Computational diffusion MRI : MICCAI Workshop最新文献

Superficial white matter (SWM) plays an important role in functioning of the human brain, and it contains a large amount of cortico-cortical connections. However, the difficulties of generating complete and reliable U-fibers make SWM-related analysis lag behind relatively matured Deep white matter (DWM) analysis. With the aid of some newly proposed surface-based SWM tractography algorithms, we have developed a specialized SWM filtering method based on a symmetric variational autoencoder (VAE). In this work, we first demonstrate the advantage of the spherical representation and generate these spherical tracts using the triangular mesh and the registered spherical surface. We then introduce the Filtering via symmetric Autoencoder for Spherical Superficial White Matter tractography (FASSt) framework with a novel symmetric weights module to perform the filtering task in a latent space. We evaluate and compare our method with the state-of-the-art clustering-based method on diffusion MRI data from Human Connectome Project (HCP). The results show that our proposed method outperform these clustering methods and achieves excellent performance in groupwise consistency and topographic regularity.

Quantitative diffusion weighted MRI in the abdomen provides important markers of disease, however significant limitations exist for its accurate computation. One such limitation is the low signal-to-noise ratio, particularly at high diffusion b-values. To address this, multiple diffusion directional images can be collected at each b-value and geometrically averaged, which invariably leads to longer scan time, blurring due to motion and other artifacts. We propose a novel parameter estimation technique based on self supervised diffusion denoising probabilistic model that can effectively denoise diffusion weighted images and work on single diffusion gradient direction images. Our source code is made available at https://github.com/quin-med-harvard-edu/ssDDPM.
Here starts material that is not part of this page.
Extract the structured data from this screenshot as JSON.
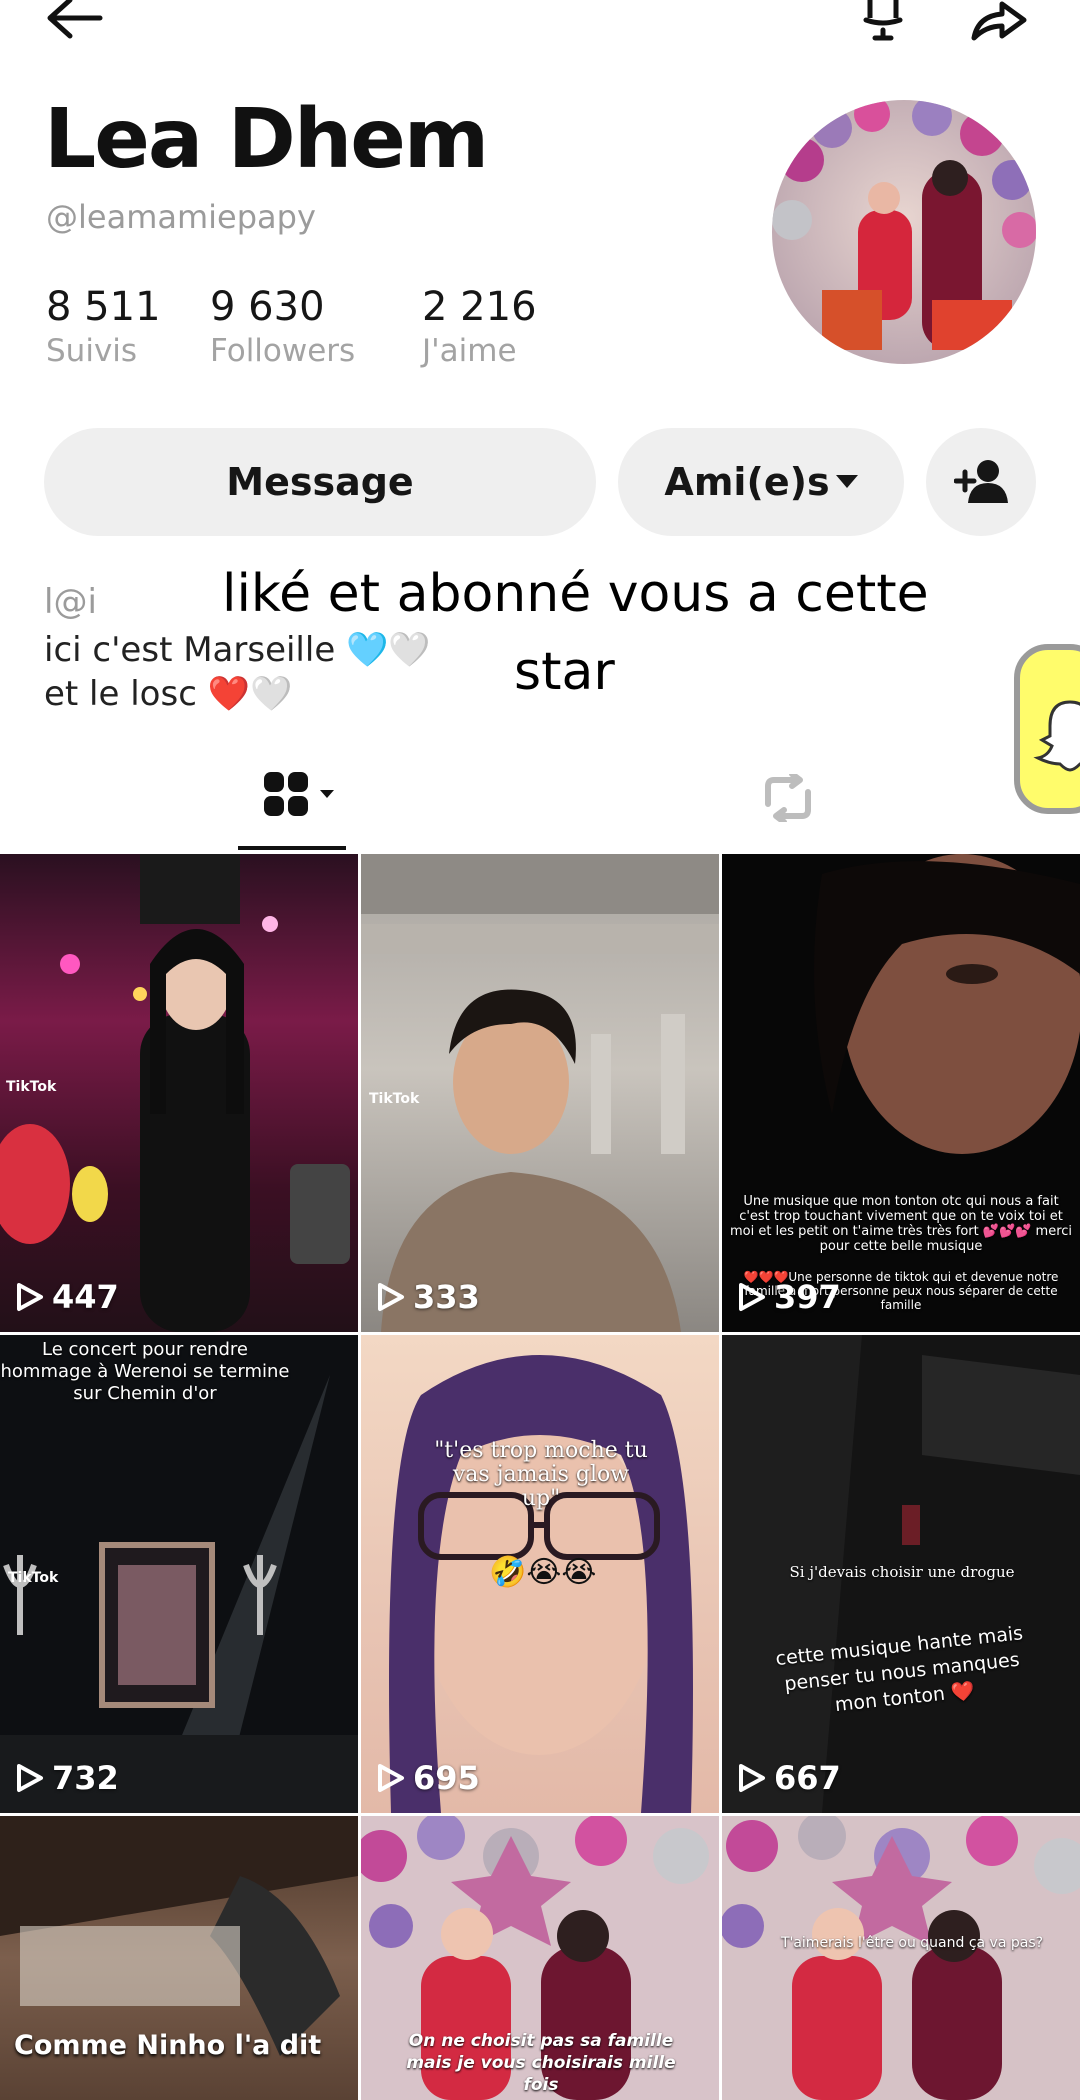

Susceptibility-induced distortion is a common artifact in diffusion MRI (dMRI), which deforms the dMRI locally and poses significant challenges in connectivity analysis. While various methods were proposed to correct the distortion, residual distortions often persist at varying degrees across brain regions and subjects. Generating a voxel-level residual distortion severity map can thus be a valuable tool to better inform downstream connectivity analysis. To fill this current gap in dMRI analysis, we propose a supervised deep-learning network to predict a severity map of residual distortion. The training process is supervised using the structural similarity index measure (SSIM) of the fiber orientation distribution (FOD) in two opposite phase encoding (PE) directions. Only b0 images and related outputs from the distortion correction methods are needed as inputs in the testing process. The proposed method is applicable in large-scale datasets such as the UK Biobank, Adolescent Brain Cognitive Development (ABCD), and other emerging studies that only have complete dMRI data in one PE direction but acquires b0 images in both PEs. In our experiments, we trained the proposed model using the Lifespan Human Connectome Project Aging (HCP-Aging) dataset $(n=662)$ and apply the trained model to data $(n=1330)$ from UK Biobank. Our results show low training, validation, and test errors, and the severity map correlates excellently with an FOD integrity measure in both HCP-Aging and UK Biobank data. The proposed method is also highly efficient and can generate the severity map in around 1 second for each subject.

Fitting of the multicompartment biophysical model of white matter is an ill-posed optimization problem. One approach to make it computationally tractable is through Orientation Distribution Function (ODF) Fingerprinting. However, the accuracy of this method relies solely on ODF dictionary generation mechanisms which either sample the microstructure parameters on a multidimensional grid or draw them randomly with a uniform distribution. In this paper, we propose a stepwise stochastic adaptation mechanism to generate ODF dictionaries tailored specifically to the diffusion-weighted images in hand. The results we obtained on a diffusion phantom and in vivo human brain images show that our reconstructed diffusivities are less noisy and the separation of a free water fraction is more pronounced than for the prior (uniform) distribution of ODF dictionaries.

Traumatic brain injury (TBI) is a serious condition, potentially causing seizures and other lifelong disabilities. Patients who experience at least one seizure one week after TBI (late seizure) are at high risk for lifelong complications of TBI, such as post-traumatic epilepsy (PTE). Identifying which TBI patients are at risk of developing seizures remains a challenge. Although magnetic resonance imaging (MRI) methods that probe structural and functional alterations after TBI are promising for biomarker detection, physical deformations following moderate-severe TBI present problems for standard processing of neuroimaging data, complicating the search for biomarkers. In this work, we consider a prediction task to identify which TBI patients will develop late seizures, using fractional anisotropy (FA) features from white matter tracts in diffusion-weighted MRI (dMRI). To understand how best to account for brain lesions and deformations, four preprocessing strategies are applied to dMRI, including the novel application of a lesion normalization technique to dMRI. The pipeline involving the lesion normalization technique provides the best prediction performance, with a mean accuracy of 0.819 and a mean area under the curve of 0.785. Finally, following statistical analyses of selected features, we recommend the dMRI alterations of a certain white matter tract as a potential biomarker.